I am trying to get back into the groove here of blogging. But I am failing abominably at it. Nothing for it but to get back up and write about anything that comes to mind. Here's what's happening on the dairy now.
Last Saturday I started "The Whole30" plan. It's not really a "diet" as you'd think a diet should be. It's more of a lifestyle change really.
There are no calories to count.
No points to keep track of.
No portions to weigh.
Just lots and lots of whole, delicious foods to eat.
A friend asked if my food was boring. No, not really. I am, or was, a boring eater anyway. Though I do like the varied spices in Indian foods, and try to imitate their cuisine when I can. I am attempting to be a bit more creative with making my meals compliant to the program. We are supposed to go easy on the fruit, but I am probably pushing that rule to the limit.
Here's what the basic rules consist of:
For 30 days thou shalt not consume:
Wheat, in any form
Soy, in any form.
Legumes in any form, including green peas and peanuts or peanut butter
No dairy in any form
No sweeteners of any make or model in anything
No additives like MSG, modified corn starches...etc. They have a list.
Nothing that has any of the above as an ingredient in any amount.
If you mess up; even a lick of a spoon or a stick of gum, you start all over.
Thou shalt consume:
You do this for 30 days. Today is day 8 for me. I feel pretty good. I can honestly say I don't really have any cravings for sugar or sweets now. Today I made a batch of apple butter. I didn't even lick the spoon. I let Ellen taste it, she said it was good, so I took her word for it.
What I do really miss, and this sort of surprises me, is gum. Usually I have a piece after a meal, so it's more habit than anything else.
Several people have asked "Why?"
Until I started this program I would go to bed at night berating myself for my poor food choices during the day. I would wake up determined to do better and then fall off the wagon again. Since Ellen was about a year old I have gained so much weight and seem to have little energy. And no matter how I tried I just couldn't break the sweet tooth habit. I would make small efforts that would last a day or even maybe a week, and then I'd give in to the cravings and start gaining weight again. A never-ending cycle.
It was awful.
I had come to the realization that I needed to take a drastic step. The old cliche about the definition of insanity has a grain of truth in it; you can't expect different results if you are doing the same stupid thing over and over and over and over.

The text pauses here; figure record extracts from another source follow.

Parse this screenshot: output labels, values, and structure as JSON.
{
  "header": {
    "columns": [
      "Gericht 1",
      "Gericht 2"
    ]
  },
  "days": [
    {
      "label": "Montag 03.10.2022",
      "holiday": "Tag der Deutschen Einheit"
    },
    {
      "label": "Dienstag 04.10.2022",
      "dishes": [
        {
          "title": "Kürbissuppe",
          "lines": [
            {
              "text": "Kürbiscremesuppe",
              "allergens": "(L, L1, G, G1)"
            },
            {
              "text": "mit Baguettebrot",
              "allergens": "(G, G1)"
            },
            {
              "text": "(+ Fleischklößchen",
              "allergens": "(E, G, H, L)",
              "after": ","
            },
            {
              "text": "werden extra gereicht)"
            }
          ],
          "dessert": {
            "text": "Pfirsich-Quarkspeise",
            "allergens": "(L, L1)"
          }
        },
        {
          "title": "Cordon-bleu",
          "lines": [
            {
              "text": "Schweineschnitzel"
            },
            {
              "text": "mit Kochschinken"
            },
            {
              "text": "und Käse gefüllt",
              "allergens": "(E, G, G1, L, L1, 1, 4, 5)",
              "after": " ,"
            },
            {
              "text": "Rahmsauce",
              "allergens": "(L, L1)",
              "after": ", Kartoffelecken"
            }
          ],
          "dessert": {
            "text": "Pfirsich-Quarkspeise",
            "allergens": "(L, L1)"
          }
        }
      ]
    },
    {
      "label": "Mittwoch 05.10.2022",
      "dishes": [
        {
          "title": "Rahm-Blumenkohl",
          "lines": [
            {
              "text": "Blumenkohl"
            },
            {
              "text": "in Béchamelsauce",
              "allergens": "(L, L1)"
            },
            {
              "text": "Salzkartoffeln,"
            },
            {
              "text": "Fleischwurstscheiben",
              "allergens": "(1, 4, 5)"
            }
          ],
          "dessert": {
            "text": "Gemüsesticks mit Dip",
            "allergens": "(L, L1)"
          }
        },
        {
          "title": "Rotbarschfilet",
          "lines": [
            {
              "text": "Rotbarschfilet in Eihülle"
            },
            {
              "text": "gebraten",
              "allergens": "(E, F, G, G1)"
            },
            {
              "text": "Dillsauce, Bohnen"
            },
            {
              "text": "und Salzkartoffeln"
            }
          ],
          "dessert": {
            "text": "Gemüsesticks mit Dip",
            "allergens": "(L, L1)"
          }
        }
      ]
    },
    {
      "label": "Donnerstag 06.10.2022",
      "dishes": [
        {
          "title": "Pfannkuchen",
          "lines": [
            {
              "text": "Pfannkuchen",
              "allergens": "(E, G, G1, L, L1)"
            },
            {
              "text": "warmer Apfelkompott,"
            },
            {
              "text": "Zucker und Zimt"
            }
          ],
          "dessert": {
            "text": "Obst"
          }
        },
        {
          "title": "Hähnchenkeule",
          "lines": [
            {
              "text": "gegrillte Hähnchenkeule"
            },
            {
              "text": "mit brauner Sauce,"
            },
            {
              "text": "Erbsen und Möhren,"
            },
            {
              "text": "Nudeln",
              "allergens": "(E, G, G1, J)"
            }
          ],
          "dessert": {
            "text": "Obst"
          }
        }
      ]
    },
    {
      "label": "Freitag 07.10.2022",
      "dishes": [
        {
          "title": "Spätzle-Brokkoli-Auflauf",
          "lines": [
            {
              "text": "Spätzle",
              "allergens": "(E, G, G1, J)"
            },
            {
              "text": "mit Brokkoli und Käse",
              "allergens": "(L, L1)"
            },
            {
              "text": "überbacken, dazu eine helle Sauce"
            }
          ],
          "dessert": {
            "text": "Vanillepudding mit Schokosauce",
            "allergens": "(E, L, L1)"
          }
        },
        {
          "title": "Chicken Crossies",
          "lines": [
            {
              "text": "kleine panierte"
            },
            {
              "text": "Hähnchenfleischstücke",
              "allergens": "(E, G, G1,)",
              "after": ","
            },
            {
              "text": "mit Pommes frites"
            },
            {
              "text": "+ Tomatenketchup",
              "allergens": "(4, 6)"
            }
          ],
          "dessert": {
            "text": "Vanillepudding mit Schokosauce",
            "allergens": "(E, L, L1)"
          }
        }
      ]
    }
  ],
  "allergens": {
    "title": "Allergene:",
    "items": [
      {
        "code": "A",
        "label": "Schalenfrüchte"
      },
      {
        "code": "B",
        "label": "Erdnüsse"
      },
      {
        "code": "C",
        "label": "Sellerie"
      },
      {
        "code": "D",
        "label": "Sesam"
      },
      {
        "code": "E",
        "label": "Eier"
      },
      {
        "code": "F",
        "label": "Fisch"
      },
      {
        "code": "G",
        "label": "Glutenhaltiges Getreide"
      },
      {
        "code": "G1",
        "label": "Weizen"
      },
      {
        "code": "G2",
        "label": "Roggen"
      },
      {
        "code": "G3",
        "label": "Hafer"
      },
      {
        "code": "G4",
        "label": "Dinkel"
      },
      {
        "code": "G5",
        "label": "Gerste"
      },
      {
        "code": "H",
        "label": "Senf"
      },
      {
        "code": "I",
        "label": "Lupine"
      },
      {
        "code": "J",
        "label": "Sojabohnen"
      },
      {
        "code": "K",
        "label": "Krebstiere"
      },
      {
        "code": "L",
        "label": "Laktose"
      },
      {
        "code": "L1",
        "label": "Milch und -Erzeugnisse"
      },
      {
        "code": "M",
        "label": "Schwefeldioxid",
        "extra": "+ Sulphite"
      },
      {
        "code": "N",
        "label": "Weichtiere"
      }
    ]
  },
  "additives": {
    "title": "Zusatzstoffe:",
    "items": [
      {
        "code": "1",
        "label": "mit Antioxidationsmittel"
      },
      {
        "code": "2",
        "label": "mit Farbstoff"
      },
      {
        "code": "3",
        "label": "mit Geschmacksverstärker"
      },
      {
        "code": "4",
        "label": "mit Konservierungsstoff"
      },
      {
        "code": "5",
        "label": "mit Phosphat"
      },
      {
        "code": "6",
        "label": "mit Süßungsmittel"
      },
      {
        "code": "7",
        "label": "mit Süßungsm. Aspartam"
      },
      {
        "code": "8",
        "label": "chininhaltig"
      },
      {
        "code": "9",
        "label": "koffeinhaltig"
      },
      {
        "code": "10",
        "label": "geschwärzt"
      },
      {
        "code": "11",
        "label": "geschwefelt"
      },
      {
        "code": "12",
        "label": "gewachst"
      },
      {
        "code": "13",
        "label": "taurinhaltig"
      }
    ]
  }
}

So I took a drastic step. I am glad I did. I sleep better at night; not only because by body is no longer trying to come down off of a sugar high, but also because I no longer feel emotionally drained by mentally flogging myself for my poor food choices. I wake up in the morning knowing that I can eat as much as I want of wholesome foods.
Knowing without a doubt what I can and cannot have to eat really made things easy. And for me it's kind of a fun challenge to come up with menu items for ME that the fam will eat too. Really it's not that difficult. A chunk of meat, some peeled veggies, salt, pepper, garlic...another spice or two: chuck it in the crock pot. Voila!
Tomorrow I am going to make sweet potato chili. We shall see how that will go over.
(Thankful. I am thankful for that scripture: "I can do all things through Christ which strengtheneth me." Philippians 4:13. Several people6 have commented that they couldn't live without cream in their coffee, or some such. But I have a promise from God to sustain me.)
(Ellen added the number above, the one that's out of place. See if you can find it!)